I am grateful to say that the stars aligned differently for me and I ended up heading in the exact opposite direction— to less, less, less, and then, to none. I can state in all honesty that every ounce of growth I’ve made in the last few years— my reclaiming of Self, of my dignity, of my sense of rightness with the world— has come from leaving the “mental health” system behind. From getting off psychotropic drugs, and from leaving behind the “mentally ill” identity, despite being told year after year that I would spend the rest of my life having to work hard to manage my “serious mental illness”, and that I should adjust my expectations accordingly. It was when I woke up to utter insanity in all of this, not when I got into more “treatment”, that I was able to grow into the responsible, accountable, productive, healthy, contended and grateful member of the human family that I am becoming today.
I no longer feel anger the way I used to. I no longer see myself as different from everyone around me, let alone broken or abnormal or diseased. In fact, I love that I am just like everyone else— no better, no worse. I no longer feel disconnected from myself, from my family, and from the world around me. I no longer feel suicidal, hopeless, desperate for relief, or stuck in a cycle of self-sabotage and self-destruction. I am no longer scared of my emotions, and have taught myself to coexist with them, and with the pain of life on life’s terms. My heart is open to love others and to fight for what I believe in. I have self-respect and respect for those around me. My family no longer has to worry about whether or not I’ll be alive tomorrow, or on my way to another locked psych ward, or to another ER. Although I have a lifetime of growth and evolution ahead of me, I am proud of who I am today and can look at myself in the mirror and truly know, in a way deeper than any label or category or word could capture, who I am. It is only because I escaped the “mental health” system that I have any of this.

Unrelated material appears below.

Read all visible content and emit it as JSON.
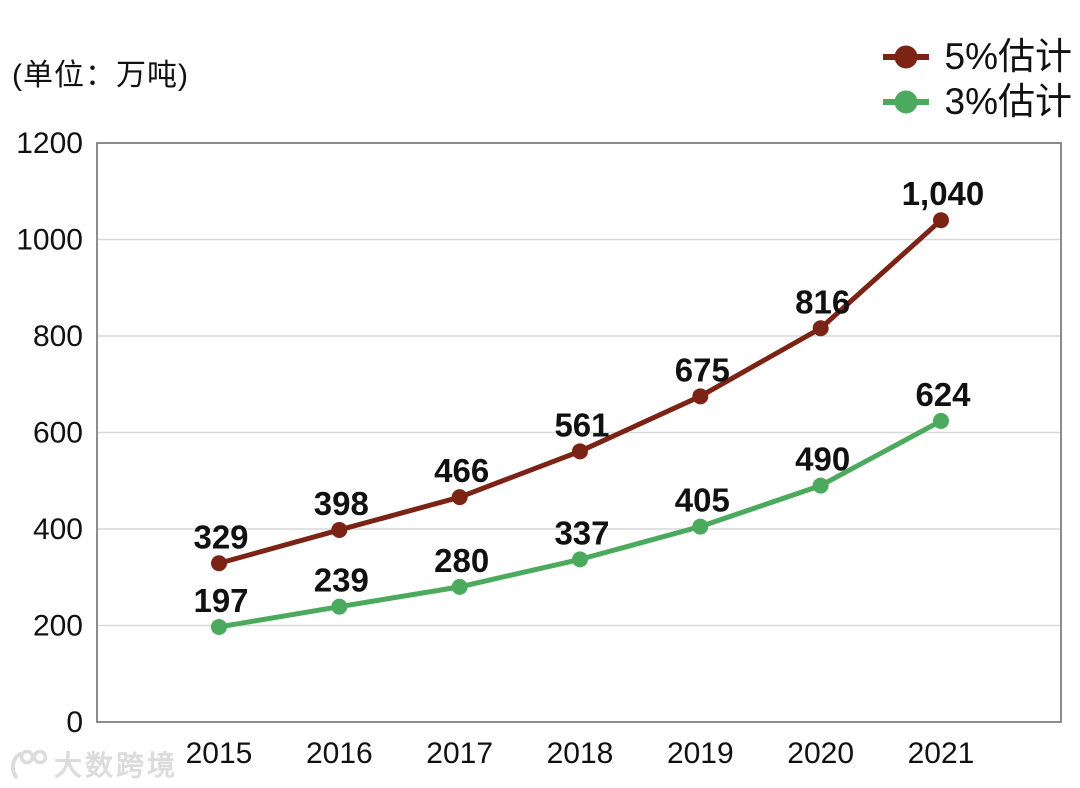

All along, I had everything I needed to live life on life’s terms, and to figure out how to be in my skin and in the world in a loving, accepting, meaningful way. It didn’t lie in the hands of any “mental health” “expert”, “provider”, or bottle of pills. I can say with confidence that I am not alone in this experience.
“People know what they do; frequently they know why they do what they do; but what they don’t know is what what they do does.”